Руфина приподнялась на цыпочки, запрокинула голову, закрыла глаза и подставила ему губы для поцелуя. Он обнял её за талию, притянул к себе.

— Не пожалеешь?

— Ты опять испугался?

Медленными движениями пальцев, нащупывая пуговички, он стал расстегивать блузку. Потом распахнул полы и скользнул ладонями внутрь. Одновременно стал опускать её на диван.

— Не здесь, — сказала она упрямо.

— Почему?

Он не мог понять причину её внезапного сопротивления.

— Тебе хочется экзотики? Тогда спустимся во двор и сядем в машину.

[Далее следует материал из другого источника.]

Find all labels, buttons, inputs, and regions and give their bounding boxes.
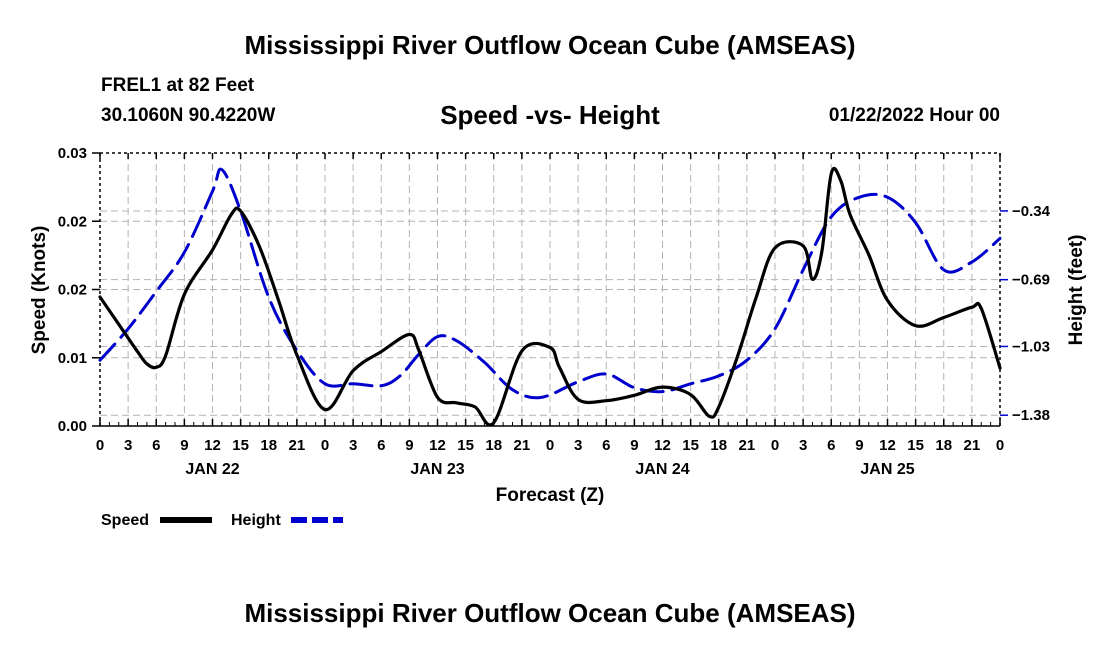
x-tick-label: 18 [260,437,277,454]
y-tick-label-left: 0.02 [58,282,87,299]
legend-label-speed: Speed [101,512,149,529]
x-tick-label: 15 [232,437,249,454]
x-tick-label: 12 [879,437,896,454]
datetime-label: 01/22/2022 Hour 00 [828,105,1000,126]
footer-title: Mississippi River Outflow Ocean Cube (AM… [244,598,856,628]
axes [92,152,1008,427]
chart-subtitle: Speed -vs- Height [440,100,660,130]
x-tick-label: 21 [289,437,306,454]
y-tick-label-right: −0.69 [1012,272,1050,289]
series-line-height [98,167,1002,400]
x-tick-label: 9 [630,437,638,454]
x-tick-label: 9 [405,437,413,454]
x-tick-label: 3 [799,437,807,454]
x-tick-label: 15 [682,437,699,454]
y-axis-title-left: Speed (Knots) [29,226,50,355]
main-title: Mississippi River Outflow Ocean Cube (AM… [244,30,856,60]
x-tick-label: 3 [124,437,132,454]
x-day-label: JAN 25 [860,461,914,478]
station-label: FREL1 at 82 Feet [101,75,255,96]
x-tick-label: 0 [771,437,779,454]
x-tick-label: 18 [485,437,502,454]
x-axis-title: Forecast (Z) [496,485,605,506]
x-tick-label: 0 [96,437,104,454]
x-tick-label: 3 [574,437,582,454]
x-day-label: JAN 24 [635,461,689,478]
x-tick-label: 12 [429,437,446,454]
x-tick-label: 12 [204,437,221,454]
legend: Speed Height [101,512,343,529]
legend-label-height: Height [231,512,281,529]
y-tick-label-right: −1.03 [1012,338,1050,355]
x-tick-label: 18 [935,437,952,454]
x-tick-label: 12 [654,437,671,454]
series-line-speed [98,166,1002,427]
y-tick-label-right: −1.38 [1012,407,1050,424]
x-tick-label: 9 [180,437,188,454]
x-tick-label: 6 [377,437,385,454]
x-tick-label: 18 [710,437,727,454]
x-tick-label: 6 [827,437,835,454]
y-tick-label-left: 0.02 [58,213,87,230]
y-tick-label-left: 0.03 [58,145,87,162]
x-tick-label: 0 [996,437,1004,454]
x-tick-label: 15 [457,437,474,454]
x-tick-label: 0 [321,437,329,454]
x-tick-label: 9 [855,437,863,454]
y-tick-label-right: −0.34 [1012,203,1051,220]
x-tick-label: 21 [964,437,981,454]
x-tick-label: 6 [602,437,610,454]
x-tick-label: 6 [152,437,160,454]
x-tick-label: 0 [546,437,554,454]
axis-labels: Forecast (Z) Speed (Knots) Height (feet)… [29,145,1087,506]
series [98,166,1002,427]
x-tick-label: 3 [349,437,357,454]
y-tick-label-left: 0.01 [58,350,87,367]
coords-label: 30.1060N 90.4220W [101,105,276,126]
grid [100,153,1000,426]
x-day-label: JAN 23 [410,461,464,478]
x-tick-label: 15 [907,437,924,454]
x-tick-label: 21 [739,437,756,454]
x-day-label: JAN 22 [185,461,239,478]
y-axis-title-right: Height (feet) [1066,235,1087,346]
y-tick-label-left: 0.00 [58,418,87,435]
x-tick-label: 21 [514,437,531,454]
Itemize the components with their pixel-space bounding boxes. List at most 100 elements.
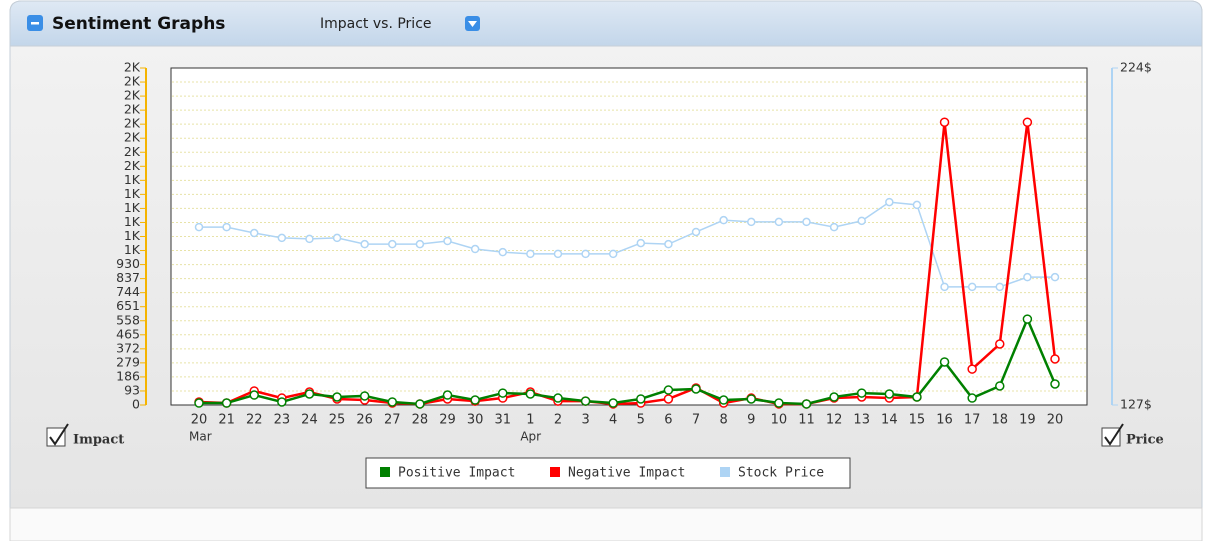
point [691, 384, 701, 394]
y-tick-label: 372 [116, 340, 140, 355]
dropdown-icon [468, 21, 477, 27]
point [443, 236, 452, 246]
point [718, 395, 729, 405]
y-tick-label: 0 [132, 397, 140, 412]
price-toggle-label: Price [1126, 433, 1164, 448]
x-tick-label: 3 [581, 413, 589, 428]
y-tick-label: 744 [116, 284, 140, 299]
collapse-icon [31, 22, 39, 25]
y-tick-label: 2K [124, 102, 141, 117]
x-tick-label: 1 [526, 413, 534, 428]
x-tick-label: 11 [798, 413, 815, 428]
point [636, 238, 646, 248]
point [332, 392, 342, 402]
x-tick-label: 10 [771, 413, 788, 428]
point [912, 200, 922, 210]
point [719, 215, 728, 225]
x-tick-label: 30 [467, 413, 484, 428]
x-tick-label: 18 [992, 413, 1009, 428]
y2-tick-label: 127$ [1120, 397, 1152, 412]
y-tick-label: 1K [124, 186, 141, 201]
point [553, 393, 563, 403]
point [995, 339, 1005, 349]
legend-label: Positive Impact [398, 466, 515, 481]
point [747, 217, 756, 227]
point [525, 389, 536, 399]
header-bar [9, 0, 1203, 47]
point [856, 388, 867, 398]
legend-swatch [380, 467, 390, 477]
point [663, 385, 674, 395]
y-tick-label: 1K [124, 214, 141, 229]
point [801, 399, 812, 409]
x-tick-label: 19 [1019, 413, 1036, 428]
x-tick-label: 12 [826, 413, 843, 428]
point [829, 222, 839, 232]
x-tick-label: 13 [853, 413, 870, 428]
y-tick-label: 2K [124, 88, 141, 103]
x-tick-label: 9 [747, 413, 755, 428]
point [470, 395, 480, 405]
point [221, 398, 232, 408]
panel-title: Sentiment Graphs [52, 14, 225, 34]
point [360, 239, 369, 249]
y-tick-label: 651 [116, 298, 140, 313]
view-selector[interactable]: Impact vs. Price [320, 16, 432, 32]
point [774, 217, 784, 227]
x-tick-label: 28 [412, 413, 429, 428]
point [581, 249, 590, 259]
y-tick-label: 186 [116, 368, 140, 383]
x-tick-label: 24 [301, 413, 318, 428]
x-tick-label: 22 [246, 413, 263, 428]
check-mark [49, 423, 69, 446]
point [967, 393, 977, 403]
y-tick-label: 1K [124, 172, 141, 187]
y-tick-label: 2K [124, 116, 141, 131]
point [912, 392, 922, 402]
y-tick-label: 279 [116, 354, 140, 369]
legend-label: Stock Price [738, 466, 824, 481]
point [277, 233, 287, 243]
point [526, 249, 535, 259]
y-tick-label: 2K [124, 60, 141, 75]
point [663, 394, 674, 404]
x-month-label: Mar [189, 430, 212, 444]
y-tick-label: 465 [116, 326, 140, 341]
point [1050, 379, 1060, 389]
point [939, 357, 950, 367]
point [967, 282, 977, 292]
point [388, 239, 397, 249]
legend-swatch [720, 467, 730, 477]
point [967, 364, 977, 374]
point [222, 222, 231, 232]
point [249, 228, 259, 238]
point [608, 249, 618, 259]
point [746, 394, 757, 404]
x-tick-label: 15 [909, 413, 926, 428]
point [995, 381, 1005, 391]
y-tick-label: 1K [124, 242, 141, 257]
point [304, 389, 315, 399]
x-tick-label: 21 [218, 413, 235, 428]
legend-label: Negative Impact [568, 466, 685, 481]
x-tick-label: 20 [1047, 413, 1064, 428]
x-tick-label: 8 [720, 413, 728, 428]
point [277, 397, 287, 407]
point [415, 239, 425, 249]
price-checkbox[interactable] [1101, 427, 1121, 447]
x-tick-label: 6 [664, 413, 672, 428]
point [1023, 272, 1032, 282]
x-tick-label: 7 [692, 413, 700, 428]
y-tick-label: 2K [124, 158, 141, 173]
point [359, 391, 370, 401]
point [884, 389, 895, 399]
point [940, 282, 949, 292]
point [829, 392, 839, 402]
point [636, 394, 646, 404]
y2-tick-label: 224$ [1120, 60, 1152, 75]
point [442, 390, 453, 400]
impact-toggle-label: Impact [73, 433, 124, 448]
impact-checkbox[interactable] [46, 427, 66, 447]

— Прости, я не собирался тебя обидеть.

Она снова прижалась к нему, теплая, мягкая.

— Пошли в спальню.

Ее голос выдавал внутреннее напряжение. Спальня была просторной, светлой, со стенами, оклеенными обоями нежных розовых цветов с муаровыми блестящими разводами. Ковер, устилавший пол от стены до стены, гармонировал с цветом стен. Кровать, огромная, широкая, с высоким изголовьем, явно предназначалась не для банального сна, а для любовных ристалищ. Потолок — и это поразило Шоркина больше всего — был выложен зеркалами. Они населяли комнату множеством одинаковых беззвучно двигавшихся фигур.

Первая схватка жаждавших близости тел чаще всего сумбурна и быстротечна. Так натерпевшийся, истомившийся без воды человек, припав к ключевому источнику, первые глотки делает с жадностью, не ощущая ни облегчения жажды, ни истинной сладости влаги. И только напившись, он может наслаждаться водой, вкушать её прелести…

***

Аллигатор, а в уголовном просторечии кадровый преступник, Арсений Шуба всегда был оптимистом: и когда тянул первый срок, дрожа на морозе в сером ватничке на рыбьем меху в карьере «нерудных материалов», и когда в неимоверный зной дробил камень в щебенку для железных дорог — утирал соплящийся нос рукавом и говорил уверенно: «Ништо, будет и на моей улице праздник». Словно в воду глядел: на его улицу праздник пришел. И не просто праздник — фестиваль в несколько лет длиной.